We even got to step foot on a “floor that doesn’t exist” and were taken upstairs to the walkways in the windows. When you are standing in the main concourse and look at the windows, you can see people walking along the sides. Nice experience  seeing Grand Central from a different angle.

My Dad loves Franklin Delano Roosevelt. FDR had polio. There’s a long abandoned track below Grand Central, track 6

1. It houses a private elevator and  FDR’s armored-plated Pierce Arrow car. His train ran on electric and diesel, just in case the electric died. Now the track is used to shuttle the President in case of emergencies and General Assembly in and out. It was put back in use under George W. Bush.

I knew we were going to see it but I didn’t realize we would be able to hang off it and take a picture! If you’ve been following my blog, you know I LOVE trains. Choo choo! I was so so excited to be able get up close and touch FDR’s train. We even got to see the gun turrets at the top!

Choo choo!



16 thoughts on “Grand Central Terminal Behind the Scenes

    1. We discovered it through NY Adventure Club, otherwise we never would have known. It’s great. They connect you with a lot of Behind the Scenes things in and around NY.

  1. Lovely article bringing an icon building to life. We have St Pancras station in London as the UK’S contribution to great world railway stations… industrial cathedrals!

    1. Thanks! I really wish I could have seen Penn Station in person. The pictures are so much more grand then here. When the time comes and we travel to London – we’ll check out St Pancras. Thanks for the suggestion.

    1. I get it. I get lost in there all the time. Vic use to work around the area so he has the place memorized. I usually run around in a circle before I find my way if I’m by myself. We took Amtrak to Philly once and loved that train station too.

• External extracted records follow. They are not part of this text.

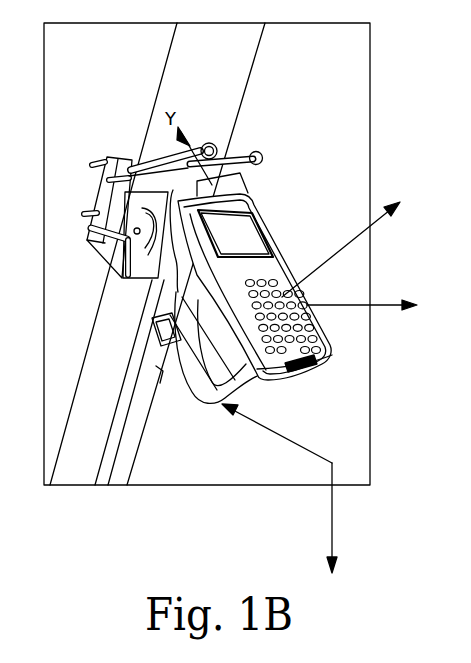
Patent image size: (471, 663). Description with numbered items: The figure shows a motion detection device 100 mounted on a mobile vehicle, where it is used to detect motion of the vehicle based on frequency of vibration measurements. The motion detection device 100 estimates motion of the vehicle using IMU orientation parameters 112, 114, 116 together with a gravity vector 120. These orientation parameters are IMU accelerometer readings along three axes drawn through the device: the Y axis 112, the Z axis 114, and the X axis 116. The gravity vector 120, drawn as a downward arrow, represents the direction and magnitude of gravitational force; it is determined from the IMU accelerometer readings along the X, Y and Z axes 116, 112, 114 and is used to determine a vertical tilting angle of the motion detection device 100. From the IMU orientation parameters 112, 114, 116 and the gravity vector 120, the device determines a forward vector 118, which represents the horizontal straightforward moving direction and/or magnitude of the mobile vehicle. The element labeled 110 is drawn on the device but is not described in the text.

The motion detection device 100 is at (297, 294).
The display screen 110 is at (246, 221).
The IMU orientation parameter along Y axis 112 is at (248, 192).
The IMU orientation parameter along Z axis 114 is at (387, 220).
The IMU orientation parameter along X axis 116 is at (380, 308).
The forward vector 118 is at (310, 448).
The gravity vector 120 is at (333, 503).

    1. Thank You! We were so excited when we learned of this tour. Today we had lunch with our friend who brought one of his friends along. Turns out that guy was working on a photography project and he got to crawl through the walls and take pictures from behind the clock! We’d love to be able to do that but I don’t think they’d let everyday people crawl around in the walls.

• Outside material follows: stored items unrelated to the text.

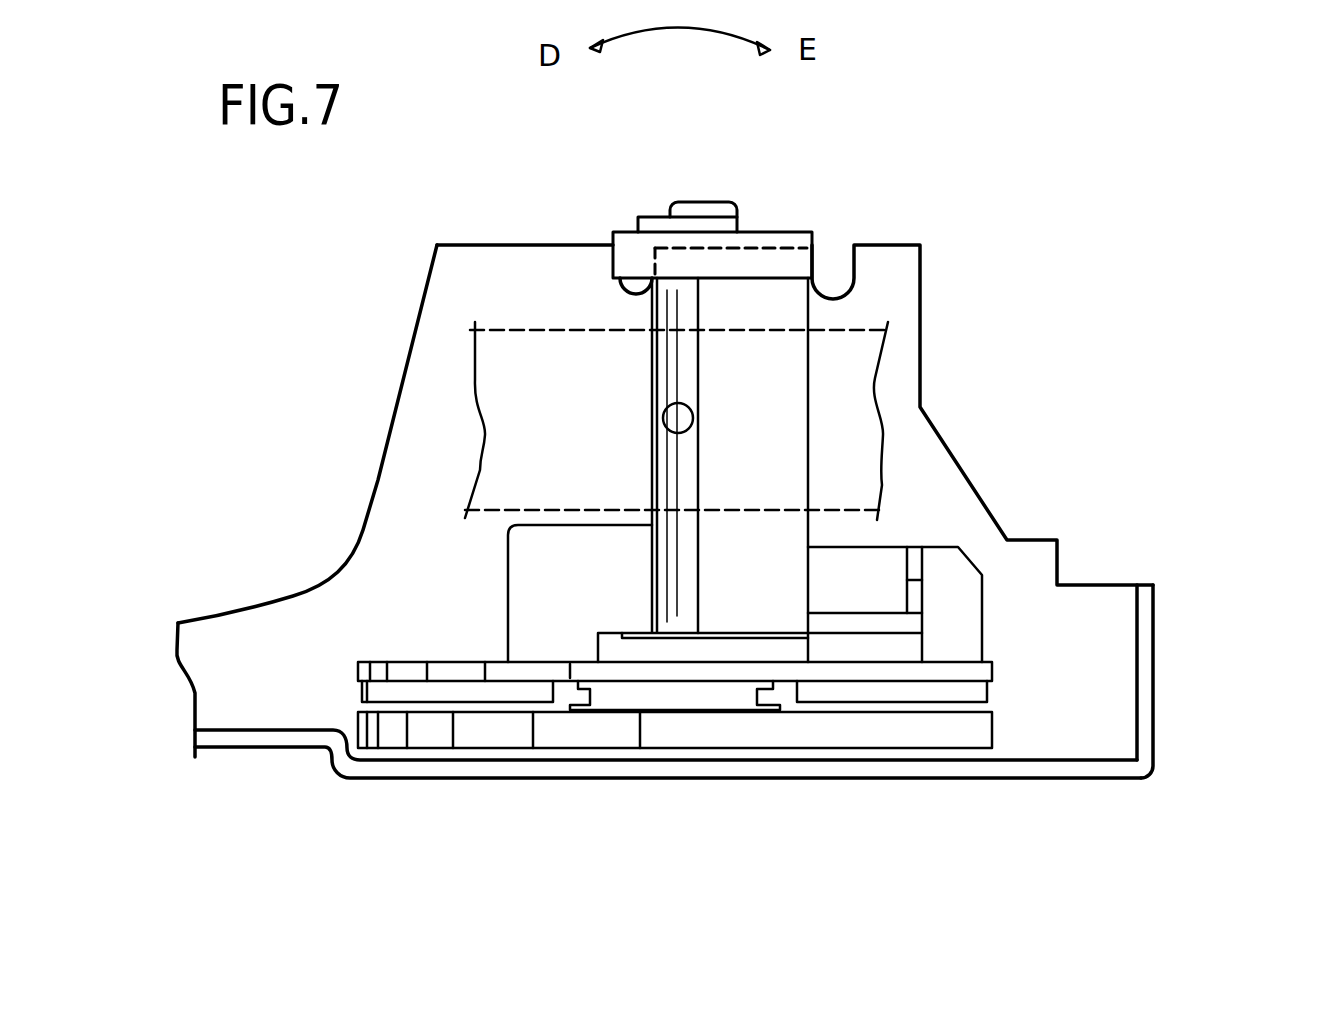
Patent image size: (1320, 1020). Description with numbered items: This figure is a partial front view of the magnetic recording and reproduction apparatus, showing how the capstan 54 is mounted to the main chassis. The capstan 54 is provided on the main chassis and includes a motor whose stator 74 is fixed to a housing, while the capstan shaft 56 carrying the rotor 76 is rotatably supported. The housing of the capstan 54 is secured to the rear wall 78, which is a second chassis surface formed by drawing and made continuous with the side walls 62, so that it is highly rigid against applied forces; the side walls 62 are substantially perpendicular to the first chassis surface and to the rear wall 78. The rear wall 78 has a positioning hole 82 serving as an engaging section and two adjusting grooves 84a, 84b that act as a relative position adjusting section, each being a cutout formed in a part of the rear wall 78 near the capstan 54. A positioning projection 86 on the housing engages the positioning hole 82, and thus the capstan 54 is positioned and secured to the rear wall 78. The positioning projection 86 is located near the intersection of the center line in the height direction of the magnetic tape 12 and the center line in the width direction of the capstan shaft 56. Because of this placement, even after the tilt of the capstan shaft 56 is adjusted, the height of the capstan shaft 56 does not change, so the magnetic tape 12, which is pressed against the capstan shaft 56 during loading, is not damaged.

The magnetic tape 12 is at (857, 372).
The capstan 54 is at (912, 740).
The capstan shaft 56 is at (692, 565).
The side walls 62 is at (1145, 622).
The stator 74 is at (405, 665).
The rotor 76 is at (442, 732).
The rear wall 78 is at (460, 262).
The positioning hole 82 is at (652, 437).
The adjusting groove 84a is at (840, 248).
The adjusting groove 84b is at (628, 262).
The positioning projection 86 is at (691, 425).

  2. Loved this post. I have to add the tour to my bucket list. That street scene is absolutely incredible. If it didn’t have your copyright in it I would have sworn it was a lost Edward Hopper painting..

    1. Thank You! We have to go back. The building on the left got torn down for development and it’s the first time you can see GCT’s full side. I saw pics and it’s really nice. We’ve taken so long to go back I fear we may have lost the opportunity to see the side of the building. The day of our tour we were rushing to see a movie so we didn’t have time to check it out. Highly recommend this tour. We left out some secrets you’ll learn on the tour:)

  3. Great photos! I’ve rushed through Grand Central in the past but never paused to check out its architectural details. Now I feel bad that I ignored them. The place was so busy when I’ve traveled through there, I was always afraid I’d go down the wrong hallway and get lost.

    Too bad the old trains have been left to rust and gather dust! It’d be awesome if they restored them and displayed them as museums.

    1. Today we ate lunch with a guy who did a photography project and got to climb behind the clock! He showed us pics – they were really cool. I can’t picture them allowing tourists to go behind the clock. There was climbing and gaps in the walls by the way he was describing it. Seems like a liability for everyday folks to go to the clock. But I want to so bad.